In a letter to Gov. Bill Lee earlier this year, Mayor Kelly asked the state to appropriate $20.8 million to help pay for part of a proposed multiuse stadium for the Lookouts and others on the Wheland site. Kelly said the stadium would be an economic driver for the city.

Despite the city appeal, state lawmakers balked at giving any direct state aid for the stadium. The legislature did agree to allow a taxing district around the stadium to keep a portion of the additional sales tax revenues generated by the project for the stadium, but Coppinger said state lawmakers didn't match what was provided in direct aid to other stadium projects in Tennessee.

"They've done it in Knoxville and Nashville, but now the state is deciding to be really thrifty for Chattanooga and Hamilton County," Coppinger said. "That's very odd."

The Beacon Center has opposed public funding for other stadiums built for the Nashville Sounds, the Knoxville Smokies and the Tennessee Titans, but Cunningham said the proposal for public funding for the Lookouts "is one of the worst because there is already a stadium for the Lookouts that they can't even fill half the seats for most of the time, so this won't give the community anything new."

Kelly said the stadium would be supported by the local community, the city and county and the Lookouts owners, but the details of that plan have yet to be worked out.

Coppinger, whose term as county mayor ends Sept. 1, said he hopes to negotiate an agreement with the city soon for funding the stadium to help ensure the Lookouts stay in Chattanooga and the Southside brownfield site gets redeveloped.

The county mayor said he has kept property tax rates down and there are now sufficient county reserves to tap.

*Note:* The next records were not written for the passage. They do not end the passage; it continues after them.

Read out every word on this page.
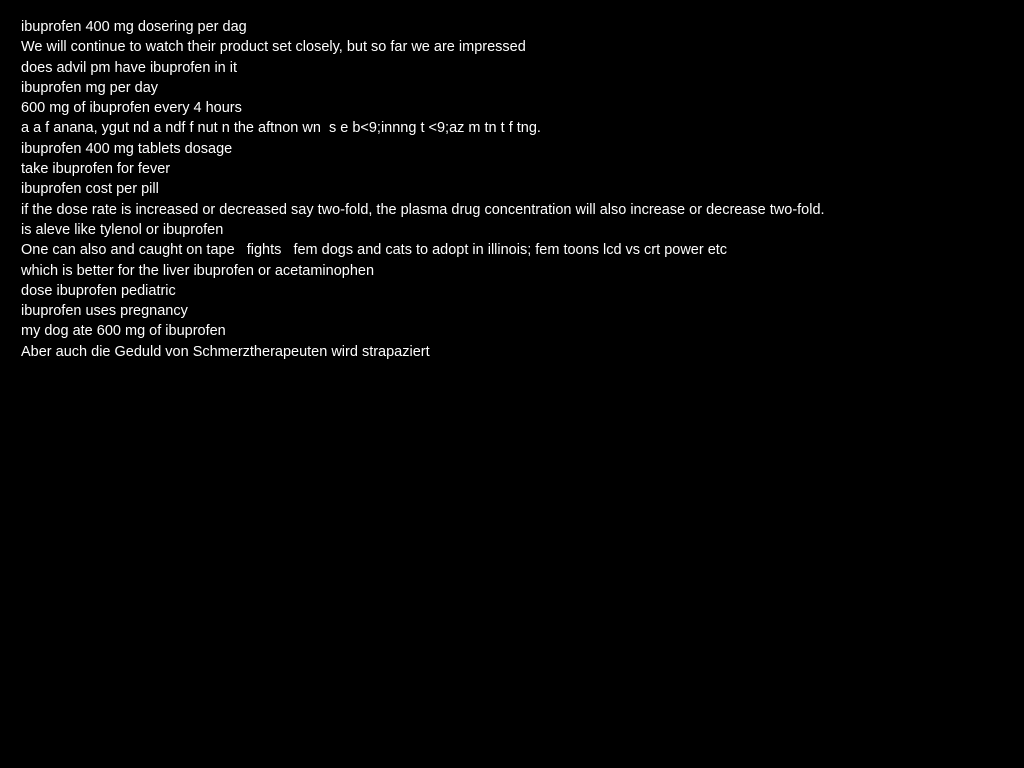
ibuprofen 400 mg dosering per dag
We will continue to watch their product set closely, but so far we are impressed
does advil pm have ibuprofen in it
ibuprofen mg per day
600 mg of ibuprofen every 4 hours
a a f anana, ygut nd a ndf f nut n the aftnon wn  s e b<9;innng t <9;az m tn t f tng.
ibuprofen 400 mg tablets dosage
take ibuprofen for fever
ibuprofen cost per pill
if the dose rate is increased or decreased say two-fold, the plasma drug concentration will also increase or decrease two-fold.
is aleve like tylenol or ibuprofen
One can also and caught on tape   fights   fem dogs and cats to adopt in illinois; fem toons lcd vs crt power etc
which is better for the liver ibuprofen or acetaminophen
dose ibuprofen pediatric
ibuprofen uses pregnancy
my dog ate 600 mg of ibuprofen
Aber auch die Geduld von Schmerztherapeuten wird strapaziert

He also suggested using money from the American Rescue Plan, approved by Democrats in Congress last year for pandemic relief. He also said special tax financing and sales tax incentives could help pay for bonds to finance the stadium.

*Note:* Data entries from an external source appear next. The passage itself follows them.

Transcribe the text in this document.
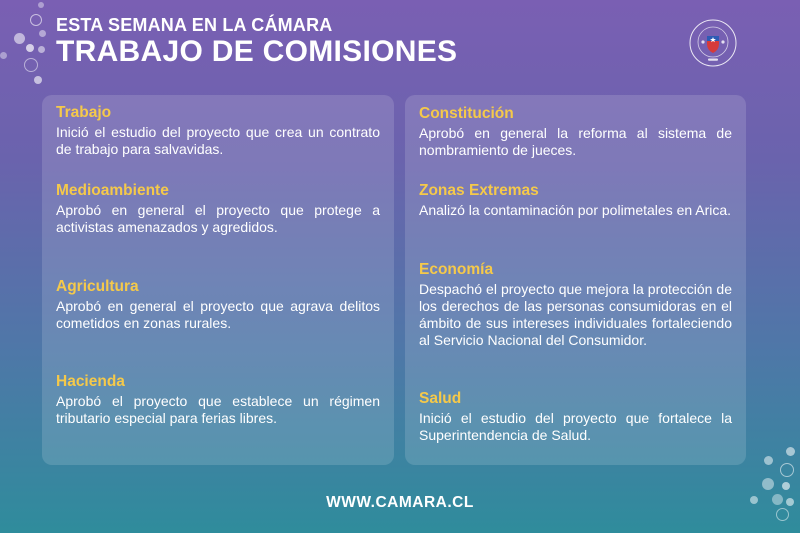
ESTA SEMANA EN LA CÁMARA
TRABAJO DE COMISIONES

Trabajo

Inició el estudio del proyecto que crea un contrato de trabajo para salvavidas.

Medioambiente

Aprobó en general el proyecto que protege a activistas amenazados y agredidos.

Agricultura

Aprobó en general el proyecto que agrava delitos cometidos en zonas rurales.

Hacienda

Aprobó el proyecto que establece un régimen tributario especial para ferias libres.

Constitución

Aprobó en general la reforma al sistema de nombramiento de jueces.

Zonas Extremas

Analizó la contaminación por polimetales en Arica.

Economía

Despachó el proyecto que mejora la protección de los derechos de las personas consumidoras en el ámbito de sus intereses individuales fortaleciendo al Servicio Nacional del Consumidor.

Salud

Inició el estudio del proyecto que fortalece la Superintendencia de Salud.

WWW.CAMARA.CL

Coppinger said such local government expenditures are sometimes needed to get projects started, but he said the new development they create more than pays for the initial cost.

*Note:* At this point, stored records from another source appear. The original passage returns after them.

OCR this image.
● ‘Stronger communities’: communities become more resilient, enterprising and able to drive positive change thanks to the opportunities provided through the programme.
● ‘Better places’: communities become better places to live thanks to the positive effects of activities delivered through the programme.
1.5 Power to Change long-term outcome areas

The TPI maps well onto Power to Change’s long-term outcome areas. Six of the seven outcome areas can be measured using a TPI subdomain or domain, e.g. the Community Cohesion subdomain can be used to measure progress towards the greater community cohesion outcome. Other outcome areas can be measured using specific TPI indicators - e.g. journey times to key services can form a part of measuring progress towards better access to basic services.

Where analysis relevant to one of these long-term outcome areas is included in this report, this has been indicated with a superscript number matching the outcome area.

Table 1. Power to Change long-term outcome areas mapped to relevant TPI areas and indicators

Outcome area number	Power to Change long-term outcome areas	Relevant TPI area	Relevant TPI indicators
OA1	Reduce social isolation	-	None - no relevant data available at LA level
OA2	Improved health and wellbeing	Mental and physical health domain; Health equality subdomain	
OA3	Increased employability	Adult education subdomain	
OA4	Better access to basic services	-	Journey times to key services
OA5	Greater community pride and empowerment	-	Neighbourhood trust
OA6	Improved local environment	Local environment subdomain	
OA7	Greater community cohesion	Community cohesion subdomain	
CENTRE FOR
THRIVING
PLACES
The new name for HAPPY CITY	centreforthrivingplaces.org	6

Hamilton County Commission Chairwoman Sabrena Smedley said Tuesday she would "be very glad to hear (Coppinger's) ideas" for the stadium funding, but she has not yet heard any detailed plan.

"I need more information before making a decision," she said.

One of the candidates to succeed Coppinger, Republican nominee Weston Wamp, said he is skeptical about public funds for private stadiums, and he questioned why Coppinger is trying to arrange a deal in his final two months in office.

"The questionable economics of publicly funded stadiums notwithstanding, I do not understand the rush to make a generational decision abut this site on the cusp of an historic transition in county government," Wamp said in a statement Tuesday. "There is no looming deadline to act, and there are far more questions than answers. At this point, we have not seen an architectural rendering, a complete financial plan or adequate community involvement."

Wamp said at a time of "unprecedented violence and inflation," the city and county should focus on the immediate challenges in Chattanooga and leave the longer-term plans for the Southside to a new County Commission taking office Sept. 1, which will include at least seven new commissioners.

The Democratic Party nominee for Hamilton County mayor, Matt Adams, wants to see more information about the stadium project and whether changes might be made instead at the current stadium to help the baseball team, according to Logan Nielsen, who is Adams' campaign manager.

"He thinks that the proposed development (on the Wheland site with the new stadium) can help Hamilton County by providing more residential and business development, but there are still questions that need to be answered and addressed about these plans," Nielsen said in a telephone interview Tuesday night.

Jermaine Freeman, the city's economic development director, said Tuesday in a telephone interview that the city has no plans to use federal American Rescue Plan funds for the stadium or the Lookouts. But he said Kelly continues to talk to the Lookouts and others and is still optimistic about developing a plan for the South Broad District.

Freeman said Kelly saw the stadium that the owners of the Lookouts also built in Columbia, South Carolina, and he said the type and scale of that development is pretty compelling.